How You Know When There's a Problem
The fractured organization theory may explain what happened to a friend of mine recently. Let's call him Fabian.
Fabian was the on-call engineer this past June. The overnight support team woke him up several nights in a row for irrelevant issues in the development environment. He brought this up to operations, who were responsible for managing the alert system. Unfortunately, the ops engineer was not sympathetic to his concerns in the slightest. Instead, the ops guy put it upon Fabian to tell him what the alert system should do. That's understandable, but Fabian had no information to that aim. The ops guy wouldn't share anything with Fabian or collaborate with him on putting a plan together.
This story illustrates a misalignment between operations and development. Problems like this crop up all over the place. Usually, we can remedy or even avoid these situations by taking just a bit more time to understand the other side.

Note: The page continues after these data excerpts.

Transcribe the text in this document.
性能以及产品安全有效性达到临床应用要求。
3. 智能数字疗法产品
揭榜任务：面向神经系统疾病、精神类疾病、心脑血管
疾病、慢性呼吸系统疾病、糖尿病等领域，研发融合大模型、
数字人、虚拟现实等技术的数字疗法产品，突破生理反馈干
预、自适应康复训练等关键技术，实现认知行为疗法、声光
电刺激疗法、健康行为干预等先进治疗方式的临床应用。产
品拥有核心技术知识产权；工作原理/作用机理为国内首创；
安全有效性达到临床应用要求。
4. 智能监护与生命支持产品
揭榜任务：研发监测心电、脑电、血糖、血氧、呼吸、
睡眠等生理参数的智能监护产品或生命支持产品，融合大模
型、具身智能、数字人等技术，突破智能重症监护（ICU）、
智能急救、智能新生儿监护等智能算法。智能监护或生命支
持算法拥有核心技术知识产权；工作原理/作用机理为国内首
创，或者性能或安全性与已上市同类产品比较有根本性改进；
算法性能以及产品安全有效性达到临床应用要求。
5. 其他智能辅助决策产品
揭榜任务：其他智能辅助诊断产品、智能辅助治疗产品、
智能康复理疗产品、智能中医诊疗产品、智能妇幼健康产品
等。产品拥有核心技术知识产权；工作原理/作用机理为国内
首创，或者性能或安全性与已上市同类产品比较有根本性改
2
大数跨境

The four theories I've presented tell us about extremes. And yes, these extremes push the boundaries and aren't likely to occur. Still, an organization sitting somewhere in the middle may not have the right service management in non-production. As we've seen with Fabian's story, this is often an issue of misaligned goals.
So how do we get to just enough service management? Maybe the answers lay in what's working so well for DevOps! Let's see how.

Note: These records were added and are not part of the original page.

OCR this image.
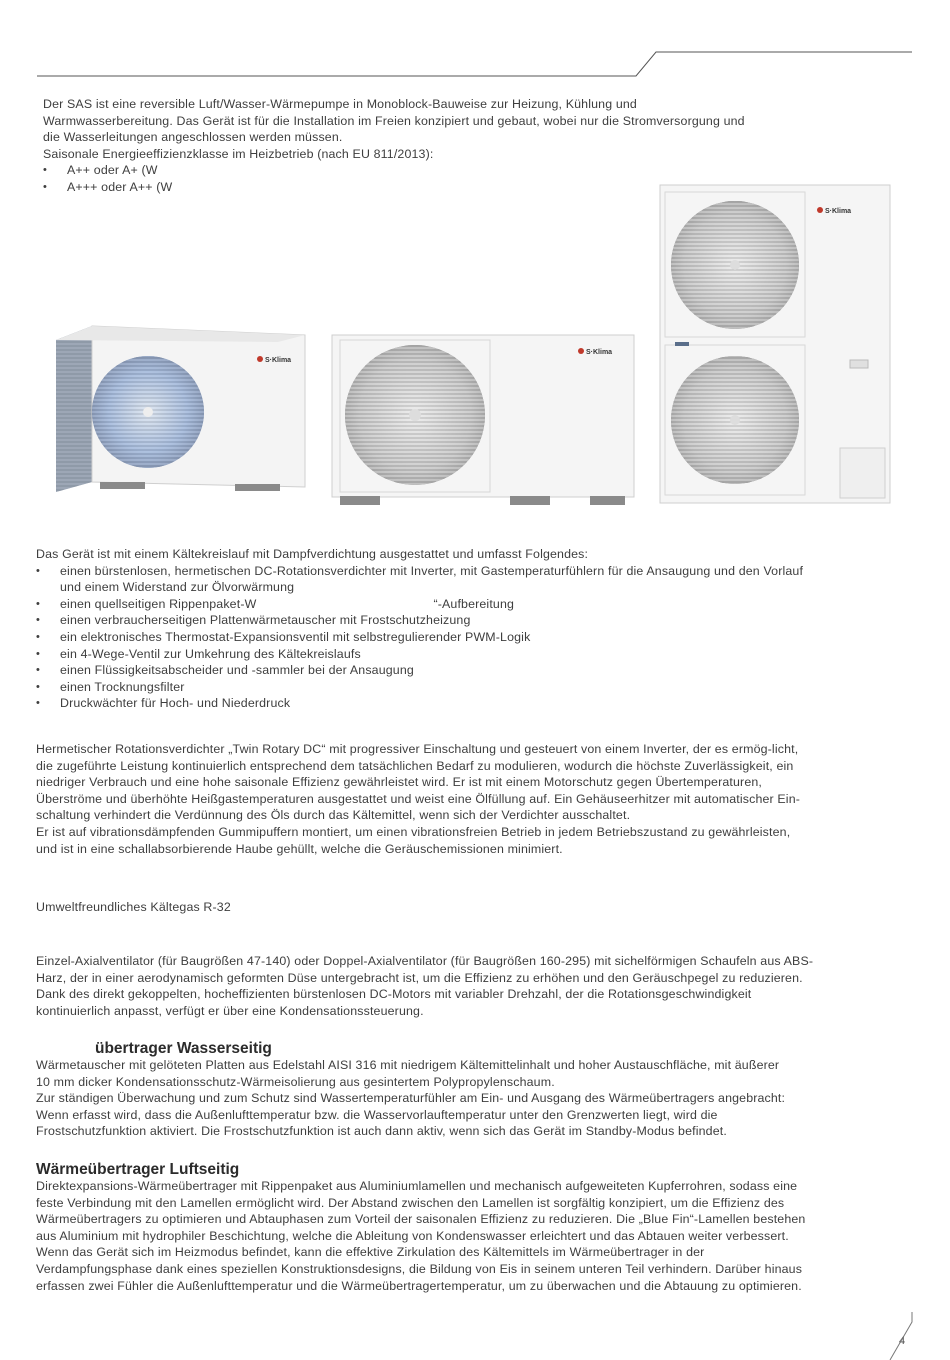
Der SAS ist eine reversible Luft/Wasser-Wärmepumpe in Monoblock-Bauweise zur Heizung, Kühlung und
Warmwasserbereitung. Das Gerät ist für die Installation im Freien konzipiert und gebaut, wobei nur die Stromversorgung und
die Wasserleitungen angeschlossen werden müssen.
Saisonale Energieeffizienzklasse im Heizbetrieb (nach EU 811/2013):
• A++ oder A+ (W
• A+++ oder A++ (W
S·Klima
S·Klima
S·Klima
Das Gerät ist mit einem Kältekreislauf mit Dampfverdichtung ausgestattet und umfasst Folgendes:
• einen bürstenlosen, hermetischen DC-Rotationsverdichter mit Inverter, mit Gastemperaturfühlern für die Ansaugung und den Vorlauf
und einem Widerstand zur Ölvorwärmung
• einen quellseitigen Rippenpaket-W	“-Aufbereitung
• einen verbraucherseitigen Plattenwärmetauscher mit Frostschutzheizung
• ein elektronisches Thermostat-Expansionsventil mit selbstregulierender PWM-Logik
• ein 4-Wege-Ventil zur Umkehrung des Kältekreislaufs
• einen Flüssigkeitsabscheider und -sammler bei der Ansaugung
• einen Trocknungsfilter
• Druckwächter für Hoch- und Niederdruck
Hermetischer Rotationsverdichter „Twin Rotary DC“ mit progressiver Einschaltung und gesteuert von einem Inverter, der es ermög-licht,
die zugeführte Leistung kontinuierlich entsprechend dem tatsächlichen Bedarf zu modulieren, wodurch die höchste Zuverlässigkeit, ein
niedriger Verbrauch und eine hohe saisonale Effizienz gewährleistet wird. Er ist mit einem Motorschutz gegen Übertemperaturen,
Überströme und überhöhte Heißgastemperaturen ausgestattet und weist eine Ölfüllung auf. Ein Gehäuseerhitzer mit automatischer Ein-
schaltung verhindert die Verdünnung des Öls durch das Kältemittel, wenn sich der Verdichter ausschaltet.
Er ist auf vibrationsdämpfenden Gummipuffern montiert, um einen vibrationsfreien Betrieb in jedem Betriebszustand zu gewährleisten,
und ist in eine schallabsorbierende Haube gehüllt, welche die Geräuschemissionen minimiert.
Umweltfreundliches Kältegas R-32
Einzel-Axialventilator (für Baugrößen 47-140) oder Doppel-Axialventilator (für Baugrößen 160-295) mit sichelförmigen Schaufeln aus ABS-
Harz, der in einer aerodynamisch geformten Düse untergebracht ist, um die Effizienz zu erhöhen und den Geräuschpegel zu reduzieren.
Dank des direkt gekoppelten, hocheffizienten bürstenlosen DC-Motors mit variabler Drehzahl, der die Rotationsgeschwindigkeit
kontinuierlich anpasst, verfügt er über eine Kondensationssteuerung.
übertrager Wasserseitig
Wärmetauscher mit gelöteten Platten aus Edelstahl AISI 316 mit niedrigem Kältemittelinhalt und hoher Austauschfläche, mit äußerer
10 mm dicker Kondensationsschutz-Wärmeisolierung aus gesintertem Polypropylenschaum.
Zur ständigen Überwachung und zum Schutz sind Wassertemperaturfühler am Ein- und Ausgang des Wärmeübertragers angebracht:
Wenn erfasst wird, dass die Außenlufttemperatur bzw. die Wasservorlauftemperatur unter den Grenzwerten liegt, wird die
Frostschutzfunktion aktiviert. Die Frostschutzfunktion ist auch dann aktiv, wenn sich das Gerät im Standby-Modus befindet.
Wärmeübertrager Luftseitig
Direktexpansions-Wärmeübertrager mit Rippenpaket aus Aluminiumlamellen und mechanisch aufgeweiteten Kupferrohren, sodass eine
feste Verbindung mit den Lamellen ermöglicht wird. Der Abstand zwischen den Lamellen ist sorgfältig konzipiert, um die Effizienz des
Wärmeübertragers zu optimieren und Abtauphasen zum Vorteil der saisonalen Effizienz zu reduzieren. Die „Blue Fin“-Lamellen bestehen
aus Aluminium mit hydrophiler Beschichtung, welche die Ableitung von Kondenswasser erleichtert und das Abtauen weiter verbessert.
Wenn das Gerät sich im Heizmodus befindet, kann die effektive Zirkulation des Kältemittels im Wärmeübertrager in der
Verdampfungsphase dank eines speziellen Konstruktionsdesigns, die Bildung von Eis in seinem unteren Teil verhindern. Darüber hinaus
erfassen zwei Fühler die Außenlufttemperatur und die Wärmeübertragertemperatur, um zu überwachen und die Abtauung zu optimieren.
4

Just Enough Service Management
IT teams have members with specialties suited to their functional area. Operations folks keep the wheels turning. QA makes sure the applications behave as promised. There are several other specialties—networking, security, and development are just a few examples. Ideally, all of these teams interact and work together toward a well-functioning IT department. But it doesn't just happen. It takes some key ingredients.
Working together effectively takes good leadership. Leadership happens at all levels in an organization. Remember, a leader is a person, not a role.

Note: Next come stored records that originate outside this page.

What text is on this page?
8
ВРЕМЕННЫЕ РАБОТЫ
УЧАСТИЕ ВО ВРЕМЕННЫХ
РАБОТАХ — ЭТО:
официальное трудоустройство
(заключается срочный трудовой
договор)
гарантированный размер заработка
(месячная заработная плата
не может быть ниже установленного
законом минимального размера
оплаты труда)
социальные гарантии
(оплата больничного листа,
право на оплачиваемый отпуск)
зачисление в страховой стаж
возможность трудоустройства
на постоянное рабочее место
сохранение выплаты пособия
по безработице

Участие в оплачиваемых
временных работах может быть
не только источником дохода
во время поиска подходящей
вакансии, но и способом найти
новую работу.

It's also critical to have a shared vision and shared goals. Creating a shared vision is part of being a leader. Here are a few points to remember about vision:
- A shared vision creates alignment.
- The vision should be exciting to everyone.
- You have to do some selling to get everyone aligned with the vision.
Your vision for the test environment could be something like: "Our test environment will be a well-oiled machine." Use metaphors like "Smooth Operators" or "Pit Crew" to convey the right modes of thinking.
Keep communications open and honest. Open, honest communications can be one of the most significant challenges you'll face in implementing the right amount of service management. Many of us have a hard time being honest for fear of looking weak in the eyes of others. That fear is difficult to overcome, especially in an environment where we don't feel safe and secure. Managers have the vital task of creating an environment where employees feel safe and able to communicate openly. Trust is essential to success.
One Last Look
Getting the wrong amount of service management in any environment is a problem. Too little opens up all kinds of risks. Too much ITSM results in wasted time and resources. In this post, I presented four theories for how an organization might end up with the wrong amount of service management in non-prod and discussed what changes you can make to correct that.
ITSM doesn't happen in a bubble. It takes alignment between many stakeholders. There are three main things we can do to get alignment: wear your leader hat, share the vision, and converse honestly. You can accomplish any goal when you're set up to win—even with something as challenging as achieving just enough service management.